We nicknamed him The Nazi, though none of us knew for sure where he had come from, nor much about Nazis, really. Joey DeSalvo, my older brother’s friend who lived two streets over on Pleasant View, said anyone with a last name ending in –ski came from Poland, for sure. We were taught about Nazis in school, and we knew they were bad, but that was about the extent of our knowledge, or our interest, to be honest. Kevin Lynch’s mother said Mr. Dombrinski wasn’t a Nazi, that the Nazis had invaded his country at the start of the War, and got really mad every time she overheard us calling him that, so we had to keep our voices down really low when we played over at her house. If Mr. Dombrinski caught you in his yard, Brian O’Laughlin told me, he would take you inside and do experiments on you. Turn you into a lampshade or make soap out of you. His cousin Bobby said that his wife would make you into a gloopy stew in a big, black pot and then they would all sit there—Mr. Dombrinski, Vicky, and his wife, slurping you down for dinner. 

On Halloween one year, my brother dared me and my best friend, Eddie Monette, to throw raw eggs at their house after we’d gone trick-or-treating and split up the candy between us. The eggs made a weird crunching sound when they hit—weird because neither of us had ever thrown eggs at anything before. They never even turned the porch light on or lifted the shades to see what was going on outside. When we came home from school the next day, Mrs. Dombrinski was up on a ladder cleaning off the last of the dried-on mess. 

After that, their window shades were almost always pulled right the way down, even in the heat of summer. It might have been because of that that some of us started calling him The Count, as in Count Dracula, instead of The Nazi. Eddie and I always felt a bit bad that we’d egged their house and that maybe they’d thought we were the Germans invading all over again—you know, like a flashback. But Eddie’s dad said that some of the people in Poland didn’t much mind being invaded by the Nazis and that cheered us up a little.

Later that summer before I started high school—it must have been late August—I woke up in the middle of the night to flashing red lights outside my window, which was wide open on account of the heat and humidity, and saw some ambulance guys carrying a stretcher down the front porch stairs of Mr. Dombrinski’s house. There was a white sheet pulled all the way up to the top and straps wrapped around everything to hold it all in place. It must be a dead body, my father said, and when we saw Mrs.
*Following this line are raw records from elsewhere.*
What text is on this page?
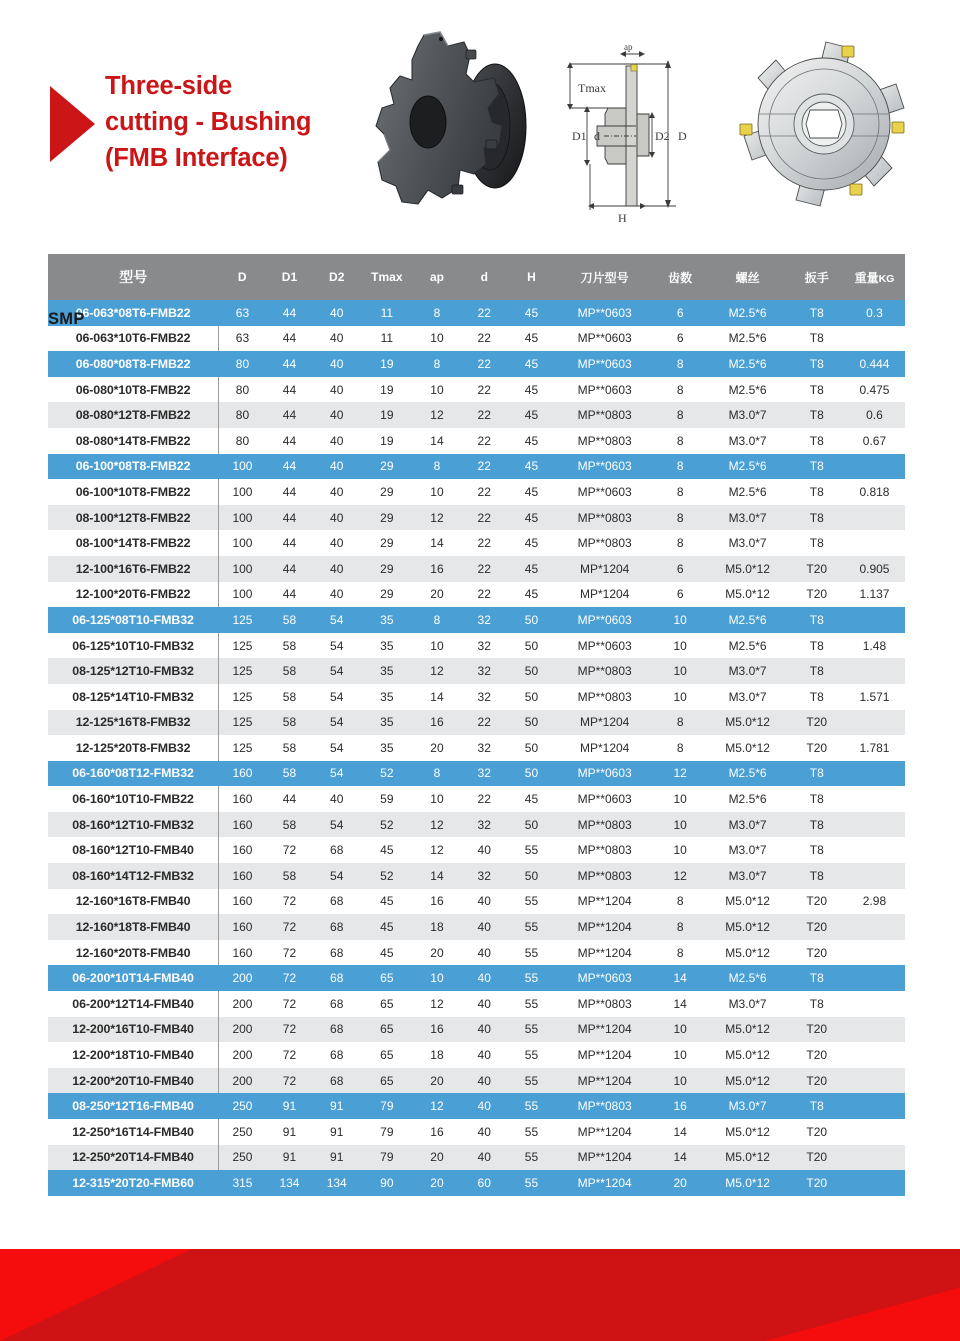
Three-side
cutting - Bushing
(FMB Interface)
Tmax
D1 d	D2 D
H
ap
SMP
型号	D	D1	D2	Tmax	ap	d	H	刀片型号	齿数	螺丝	扳手	重量KG
06-063*08T6-FMB22	63	44	40	11	8	22	45	MP**0603	6	M2.5*6	T8	0.3
06-063*10T6-FMB22	63	44	40	11	10	22	45	MP**0603	6	M2.5*6	T8	
06-080*08T8-FMB22	80	44	40	19	8	22	45	MP**0603	8	M2.5*6	T8	0.444
06-080*10T8-FMB22	80	44	40	19	10	22	45	MP**0603	8	M2.5*6	T8	0.475
08-080*12T8-FMB22	80	44	40	19	12	22	45	MP**0803	8	M3.0*7	T8	0.6
08-080*14T8-FMB22	80	44	40	19	14	22	45	MP**0803	8	M3.0*7	T8	0.67
06-100*08T8-FMB22	100	44	40	29	8	22	45	MP**0603	8	M2.5*6	T8	
06-100*10T8-FMB22	100	44	40	29	10	22	45	MP**0603	8	M2.5*6	T8	0.818
08-100*12T8-FMB22	100	44	40	29	12	22	45	MP**0803	8	M3.0*7	T8	
08-100*14T8-FMB22	100	44	40	29	14	22	45	MP**0803	8	M3.0*7	T8	
12-100*16T6-FMB22	100	44	40	29	16	22	45	MP*1204	6	M5.0*12	T20	0.905
12-100*20T6-FMB22	100	44	40	29	20	22	45	MP*1204	6	M5.0*12	T20	1.137
06-125*08T10-FMB32	125	58	54	35	8	32	50	MP**0603	10	M2.5*6	T8	
06-125*10T10-FMB32	125	58	54	35	10	32	50	MP**0603	10	M2.5*6	T8	1.48
08-125*12T10-FMB32	125	58	54	35	12	32	50	MP**0803	10	M3.0*7	T8	
08-125*14T10-FMB32	125	58	54	35	14	32	50	MP**0803	10	M3.0*7	T8	1.571
12-125*16T8-FMB32	125	58	54	35	16	22	50	MP*1204	8	M5.0*12	T20	
12-125*20T8-FMB32	125	58	54	35	20	32	50	MP*1204	8	M5.0*12	T20	1.781
06-160*08T12-FMB32	160	58	54	52	8	32	50	MP**0603	12	M2.5*6	T8	
06-160*10T10-FMB22	160	44	40	59	10	22	45	MP**0603	10	M2.5*6	T8	
08-160*12T10-FMB32	160	58	54	52	12	32	50	MP**0803	10	M3.0*7	T8	
08-160*12T10-FMB40	160	72	68	45	12	40	55	MP**0803	10	M3.0*7	T8	
08-160*14T12-FMB32	160	58	54	52	14	32	50	MP**0803	12	M3.0*7	T8	
12-160*16T8-FMB40	160	72	68	45	16	40	55	MP**1204	8	M5.0*12	T20	2.98
12-160*18T8-FMB40	160	72	68	45	18	40	55	MP**1204	8	M5.0*12	T20	
12-160*20T8-FMB40	160	72	68	45	20	40	55	MP**1204	8	M5.0*12	T20	
06-200*10T14-FMB40	200	72	68	65	10	40	55	MP**0603	14	M2.5*6	T8	
06-200*12T14-FMB40	200	72	68	65	12	40	55	MP**0803	14	M3.0*7	T8	
12-200*16T10-FMB40	200	72	68	65	16	40	55	MP**1204	10	M5.0*12	T20	
12-200*18T10-FMB40	200	72	68	65	18	40	55	MP**1204	10	M5.0*12	T20	
12-200*20T10-FMB40	200	72	68	65	20	40	55	MP**1204	10	M5.0*12	T20	
08-250*12T16-FMB40	250	91	91	79	12	40	55	MP**0803	16	M3.0*7	T8	
12-250*16T14-FMB40	250	91	91	79	16	40	55	MP**1204	14	M5.0*12	T20	
12-250*20T14-FMB40	250	91	91	79	20	40	55	MP**1204	14	M5.0*12	T20	
12-315*20T20-FMB60	315	134	134	90	20	60	55	MP**1204	20	M5.0*12	T20	
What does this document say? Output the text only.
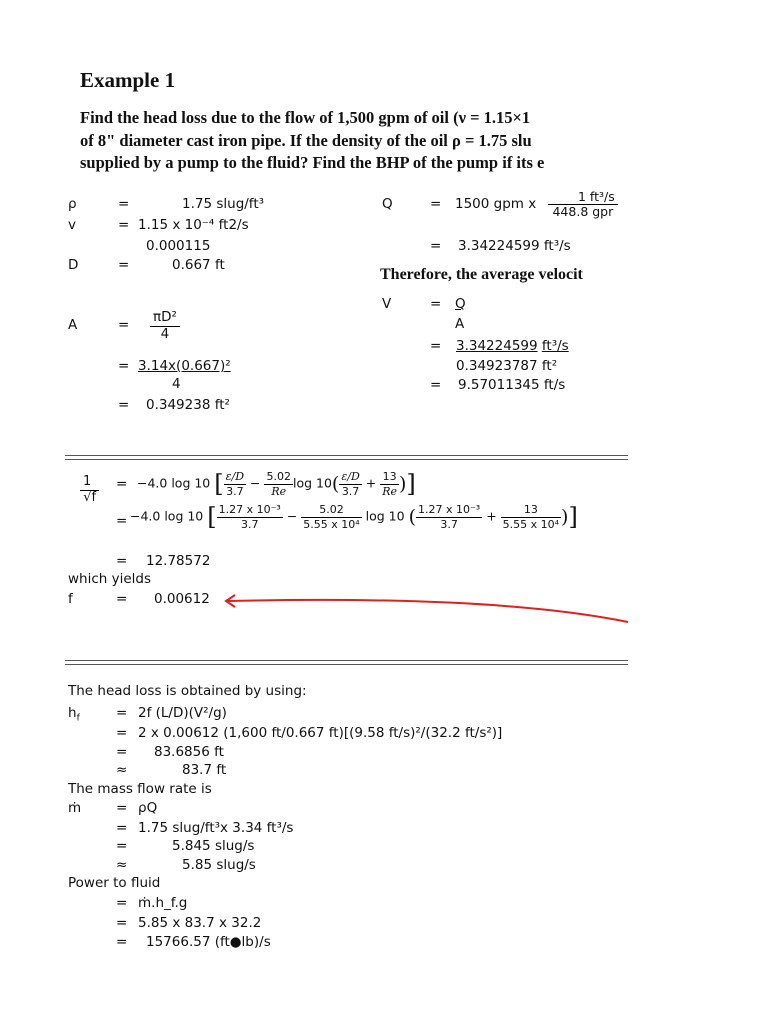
Example 1
Find the head loss due to the flow of 1,500 gpm of oil (ν = 1.15×1
of 8" diameter cast iron pipe. If the density of the oil ρ = 1.75 slu
supplied by a pump to the fluid? Find the BHP of the pump if its e
ρ	=	1.75 slug/ft³
v	= 1.15 x 10⁻⁴ ft2/s
0.000115
D	=	0.667 ft
A	= $\frac{\text{πD²}}{4}$
= 3.14x(0.667)²
4
= 0.349238 ft²
Q	= 1500 gpm x $\frac{\text{1 ft³/s}}{\text{448.8 gpr}}$
= 3.34224599 ft³/s
Therefore, the average velocit
V	= Q
A
= 3.34224599 ft³/s
0.34923787 ft²
= 9.57011345 ft/s
$\frac{1}{√f} = -4.0$ log 10 [ $\frac{\varepsilon/D}{3.7} - \frac{5.02}{Re}$ $\log 10( \frac{\varepsilon/D}{3.7} + \frac{13}{Re}$ )]
= −4.0 log 10 [ $\frac{\text{1.27 x 10⁻³}}{3.7} - \frac{5.02}{\text{5.55 x 10⁴}}$ log 10 ( $\frac{\text{1.27 x 10⁻³}}{3.7} + \frac{13}{\text{5.55 x 10⁴}}$ )]
= 12.78572
which yields
f	= 0.00612
The head loss is obtained by using:
$h_f$	= 2f (L/D)(V²/g)
= 2 x 0.00612 (1,600 ft/0.667 ft)[(9.58 ft/s)²/(32.2 ft/s²)]
= 83.6856 ft
≈	83.7 ft
The mass flow rate is
ṁ	= ρQ
= 1.75 slug/ft³x 3.34 ft³/s
=	5.845 slug/s
≈	5.85 slug/s
Power to fluid
= ṁ.h_f.g
= 5.85 x 83.7 x 32.2
= 15766.57 (ft●lb)/s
Dombrinski and Vicky hugging each other on the sidewalk we figured it was him under the sheet. ‘Poor bastard,’ my father said before going back to bed.

By the time we started school in September, there was a For Sale sign outside the Dombrinski house. A month or so after that, a big moving van pulled up outside and loaded everything up. We never saw Mrs. Dombrinski or Vicky again. I was talking to my brother the other day—he works out on the west coast now selling retirement plans—and it was the weirdest thing; he seemed to remember that we never got any of those lost balls back. But I’m pretty sure we did; usually the morning after we’d lost one, there it would be, tossed back over the low wooden fence sometime after dark, shining like new in the wet grass.



Art Nahill is a US-born New Zealand physician, teacher, and writer who, after 4 books of poetry, is inexplicably turning his hand to short fiction.